“Not in the least. He is counting on our cash giving out. He knows to a piastre what he left in the treasury, and can calculate what we could raise in the way of advances out of our own pockets, and perhaps—as you once suggested—by selling your jewels. He thinks, no doubt, that we shall be stranded just about the time that the elections come off—I refrained purposely from hurrying them on in order to give him a little pleasurable excitement—that we shall try frantically to borrow money all over Europe and be unable to do it, that the army will mutiny for want of pay, and that the permanent officials everywhere will turn to the man who was so long responsible for their salaries, and that he will have a walk-over. That is as may be.”

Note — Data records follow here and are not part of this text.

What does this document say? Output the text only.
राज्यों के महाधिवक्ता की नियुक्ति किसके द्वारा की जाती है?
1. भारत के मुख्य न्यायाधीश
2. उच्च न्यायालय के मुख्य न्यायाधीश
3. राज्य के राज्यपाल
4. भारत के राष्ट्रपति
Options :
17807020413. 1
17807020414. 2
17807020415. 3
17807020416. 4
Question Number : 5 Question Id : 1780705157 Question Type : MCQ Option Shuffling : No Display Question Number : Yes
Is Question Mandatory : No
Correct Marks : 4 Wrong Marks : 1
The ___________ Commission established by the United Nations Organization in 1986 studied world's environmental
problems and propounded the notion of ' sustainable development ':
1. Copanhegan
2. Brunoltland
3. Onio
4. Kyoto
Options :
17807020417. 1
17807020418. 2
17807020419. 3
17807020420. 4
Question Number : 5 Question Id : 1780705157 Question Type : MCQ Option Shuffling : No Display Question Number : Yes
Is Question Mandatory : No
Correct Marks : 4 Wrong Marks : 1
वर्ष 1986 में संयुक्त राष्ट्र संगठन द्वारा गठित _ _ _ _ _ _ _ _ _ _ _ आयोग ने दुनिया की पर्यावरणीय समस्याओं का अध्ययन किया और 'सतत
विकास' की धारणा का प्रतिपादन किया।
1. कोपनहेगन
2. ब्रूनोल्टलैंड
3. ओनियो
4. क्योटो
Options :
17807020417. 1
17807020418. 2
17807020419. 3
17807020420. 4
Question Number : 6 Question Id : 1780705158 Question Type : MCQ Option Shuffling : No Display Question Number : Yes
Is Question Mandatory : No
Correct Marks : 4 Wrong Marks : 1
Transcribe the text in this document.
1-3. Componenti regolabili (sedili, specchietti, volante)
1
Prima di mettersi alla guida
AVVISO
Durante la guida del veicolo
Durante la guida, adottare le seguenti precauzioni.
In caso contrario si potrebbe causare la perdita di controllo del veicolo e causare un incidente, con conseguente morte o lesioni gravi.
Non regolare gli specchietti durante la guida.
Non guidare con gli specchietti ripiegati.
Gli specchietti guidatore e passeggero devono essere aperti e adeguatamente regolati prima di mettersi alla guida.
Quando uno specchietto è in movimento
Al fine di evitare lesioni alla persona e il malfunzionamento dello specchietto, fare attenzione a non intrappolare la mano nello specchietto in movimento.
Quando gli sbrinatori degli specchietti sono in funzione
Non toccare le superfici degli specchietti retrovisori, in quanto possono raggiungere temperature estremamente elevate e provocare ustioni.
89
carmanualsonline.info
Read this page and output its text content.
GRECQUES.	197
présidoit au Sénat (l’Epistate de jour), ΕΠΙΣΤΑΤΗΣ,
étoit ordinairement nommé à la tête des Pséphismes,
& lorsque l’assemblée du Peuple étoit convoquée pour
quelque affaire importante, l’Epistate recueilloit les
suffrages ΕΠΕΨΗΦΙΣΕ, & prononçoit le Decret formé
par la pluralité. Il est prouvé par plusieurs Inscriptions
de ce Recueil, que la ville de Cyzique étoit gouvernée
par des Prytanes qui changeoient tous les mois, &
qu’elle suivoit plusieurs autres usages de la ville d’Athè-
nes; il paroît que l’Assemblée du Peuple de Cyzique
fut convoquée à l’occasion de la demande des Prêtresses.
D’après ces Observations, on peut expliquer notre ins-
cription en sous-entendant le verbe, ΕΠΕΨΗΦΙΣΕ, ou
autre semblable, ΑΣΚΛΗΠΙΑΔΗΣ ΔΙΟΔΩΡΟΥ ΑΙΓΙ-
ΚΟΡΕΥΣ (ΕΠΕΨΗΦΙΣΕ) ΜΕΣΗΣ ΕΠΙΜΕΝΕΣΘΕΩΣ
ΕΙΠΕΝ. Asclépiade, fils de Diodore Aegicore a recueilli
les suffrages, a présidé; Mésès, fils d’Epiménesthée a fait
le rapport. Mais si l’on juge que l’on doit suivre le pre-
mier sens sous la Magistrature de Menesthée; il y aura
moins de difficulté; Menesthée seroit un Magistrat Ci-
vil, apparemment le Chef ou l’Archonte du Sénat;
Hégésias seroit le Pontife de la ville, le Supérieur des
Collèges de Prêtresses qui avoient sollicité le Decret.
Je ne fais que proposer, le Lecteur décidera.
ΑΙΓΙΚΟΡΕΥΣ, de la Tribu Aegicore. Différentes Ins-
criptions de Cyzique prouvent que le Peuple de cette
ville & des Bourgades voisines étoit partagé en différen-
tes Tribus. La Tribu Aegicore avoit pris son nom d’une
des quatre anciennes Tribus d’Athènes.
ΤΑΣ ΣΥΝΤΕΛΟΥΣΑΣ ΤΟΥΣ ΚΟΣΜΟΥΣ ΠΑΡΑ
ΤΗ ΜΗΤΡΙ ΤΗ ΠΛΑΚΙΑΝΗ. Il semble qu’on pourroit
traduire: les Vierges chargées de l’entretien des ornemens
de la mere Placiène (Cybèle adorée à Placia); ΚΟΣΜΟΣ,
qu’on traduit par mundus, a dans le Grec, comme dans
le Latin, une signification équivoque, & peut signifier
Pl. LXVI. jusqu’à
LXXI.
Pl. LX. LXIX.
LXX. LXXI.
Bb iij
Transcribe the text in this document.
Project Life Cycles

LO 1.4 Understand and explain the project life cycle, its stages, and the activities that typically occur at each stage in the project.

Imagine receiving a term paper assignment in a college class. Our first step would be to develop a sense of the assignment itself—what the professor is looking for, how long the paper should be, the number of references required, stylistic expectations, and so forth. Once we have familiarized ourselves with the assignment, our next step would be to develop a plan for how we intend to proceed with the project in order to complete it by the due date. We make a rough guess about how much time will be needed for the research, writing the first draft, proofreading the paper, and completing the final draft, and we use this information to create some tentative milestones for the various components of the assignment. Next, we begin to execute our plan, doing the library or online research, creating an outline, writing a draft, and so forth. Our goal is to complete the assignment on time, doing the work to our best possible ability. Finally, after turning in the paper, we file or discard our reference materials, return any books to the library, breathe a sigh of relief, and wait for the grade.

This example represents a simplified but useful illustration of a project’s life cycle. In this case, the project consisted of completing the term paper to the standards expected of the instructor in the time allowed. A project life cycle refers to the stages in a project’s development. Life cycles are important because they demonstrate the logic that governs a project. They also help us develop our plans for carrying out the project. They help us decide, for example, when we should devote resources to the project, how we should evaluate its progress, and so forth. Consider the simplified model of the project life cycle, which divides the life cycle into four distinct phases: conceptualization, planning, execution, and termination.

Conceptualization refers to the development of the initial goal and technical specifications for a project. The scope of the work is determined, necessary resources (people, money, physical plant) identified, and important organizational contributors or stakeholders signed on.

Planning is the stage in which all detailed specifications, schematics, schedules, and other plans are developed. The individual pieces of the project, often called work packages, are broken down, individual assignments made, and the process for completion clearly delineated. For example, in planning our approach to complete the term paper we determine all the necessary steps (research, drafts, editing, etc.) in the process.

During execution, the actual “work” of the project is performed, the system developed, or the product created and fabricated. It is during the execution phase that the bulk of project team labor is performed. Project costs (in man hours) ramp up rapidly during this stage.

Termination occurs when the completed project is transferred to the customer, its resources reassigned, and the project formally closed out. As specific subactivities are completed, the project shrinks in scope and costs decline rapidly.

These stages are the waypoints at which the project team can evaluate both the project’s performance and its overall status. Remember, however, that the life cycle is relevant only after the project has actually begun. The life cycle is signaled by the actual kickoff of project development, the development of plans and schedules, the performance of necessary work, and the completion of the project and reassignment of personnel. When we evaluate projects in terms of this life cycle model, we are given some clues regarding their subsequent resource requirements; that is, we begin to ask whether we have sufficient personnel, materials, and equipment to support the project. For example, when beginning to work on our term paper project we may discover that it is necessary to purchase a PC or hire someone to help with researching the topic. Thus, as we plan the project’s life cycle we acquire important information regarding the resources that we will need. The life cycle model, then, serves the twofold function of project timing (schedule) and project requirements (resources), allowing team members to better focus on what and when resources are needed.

“But how is it that we shall not be stranded?”

“Ah, that is a state secret.”

“But it ought not to be kept a secret from me.”

“I’m afraid it must be, in this case. You see, if your mother or any of your relations ask you where we got the money, I want you to be able to answer with a clear conscience that you don’t know.”

“But why should they ask? I daresay Ottilie will—she is always interested in politics—but I don’t think it would occur to my mother.”

“Not unless she was put up to it, but it would not surprise me if she was. Did I understand you to mean that the Princess of Dardania is coming here?”

“Yes; she has been talking of it for some time, but in her letter this morning she says that she hopes to come as soon as the elections are over, and to bring the children as well.”

“‘When the hurly-burly’s done; when the battle’s lost and won’? Does she intend to stay long?”

“Not long in Bellaviste, I think, but she talks of taking a villa at Praka for the summer. They have no sea-coast in Dardania, of course, and it will be so good for the children to spend a month or two by the sea. It will be delightful for me to have her so close. I daresay I shall take Michael and two or three attendants, and stay with her for a week or so.”